Sohn YB, Ki C‐S, Kim C‐H, Ko A‐R, Yook Y‐J, Lee S‐J, Kim SJ, Park SW, Yeau S, Kwon E‐K, Han SJ, Choi EW, Lee S‐Y, Kim J‐W, Jin D‐K. Identification of 11 novel mutations in 49 Korean patients with mucopolysaccharidosis type II. Mucopolysaccharidosis type II (MPS II) or Hunter syndrome is a rare lysosomal storage disorder caused by a deficiency of iduronate‐2‐sulfatase (IDS). As MPS II is X‐linked, patients are usually males with heterogeneous mutations ranging from point mutations to gross deletions and recombination.

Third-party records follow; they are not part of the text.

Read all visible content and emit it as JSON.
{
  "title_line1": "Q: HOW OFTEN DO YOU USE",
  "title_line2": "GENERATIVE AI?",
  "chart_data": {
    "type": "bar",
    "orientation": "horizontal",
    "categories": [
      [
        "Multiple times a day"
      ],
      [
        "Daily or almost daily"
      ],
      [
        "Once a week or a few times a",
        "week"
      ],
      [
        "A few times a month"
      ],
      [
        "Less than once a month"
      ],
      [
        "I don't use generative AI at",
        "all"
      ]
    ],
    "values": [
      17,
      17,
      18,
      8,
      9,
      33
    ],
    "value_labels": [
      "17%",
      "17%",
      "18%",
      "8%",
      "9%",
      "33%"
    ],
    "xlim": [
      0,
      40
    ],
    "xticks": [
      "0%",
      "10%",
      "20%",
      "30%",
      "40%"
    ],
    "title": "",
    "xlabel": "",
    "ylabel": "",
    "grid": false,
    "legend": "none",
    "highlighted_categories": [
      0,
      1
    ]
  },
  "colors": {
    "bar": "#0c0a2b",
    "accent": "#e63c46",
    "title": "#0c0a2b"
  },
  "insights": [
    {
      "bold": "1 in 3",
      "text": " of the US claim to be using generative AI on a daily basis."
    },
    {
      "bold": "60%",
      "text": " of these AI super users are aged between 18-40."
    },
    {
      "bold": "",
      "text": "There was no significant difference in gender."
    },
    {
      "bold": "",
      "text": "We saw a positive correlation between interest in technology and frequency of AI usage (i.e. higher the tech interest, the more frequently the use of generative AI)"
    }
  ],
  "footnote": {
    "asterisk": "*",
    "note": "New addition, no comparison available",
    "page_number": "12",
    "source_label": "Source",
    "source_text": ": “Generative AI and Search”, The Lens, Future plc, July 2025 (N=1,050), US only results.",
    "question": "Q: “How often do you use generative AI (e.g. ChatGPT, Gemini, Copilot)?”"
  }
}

In 2003, we reported a mutation analysis of 25 patients with MPS II. In this study, 31 mutations in another 49 Korean patients (45 families) with MPS II are reported: 12 missense, nine deletions, four splicing, two nonsense, two insertions, one deletion/insertion, and IDS‐IDS2 recombination mutations. Among these mutations, 11 were novel ones (4 missense mutations: Ser61Pro, Pro97Arg, Pro228Ala, and Pro261Ala; 5 deletions: c.344delA, c.420delG, c.768delT, c.1112delC and c.1402delC; 1 deletion/insertion: c.1222delinsTA; and 1 insertion mutation: c.359_360insATCC). The IDS‐IDS2 recombination mutations were most frequently observed; all patients with this mutation had the severe MPS II phenotype. However, most of the patients (5/7) with the G374G splicing mutation had an attenuated phenotype, except for two sibling cases with the severe phenotype. Except for a few recurrent mutations such as the G374G, R443X, L522P, and recombination mutations, each patient had a unique individual mutation. Therefore, careful interpretation of genotype–phenotype correlations is warranted.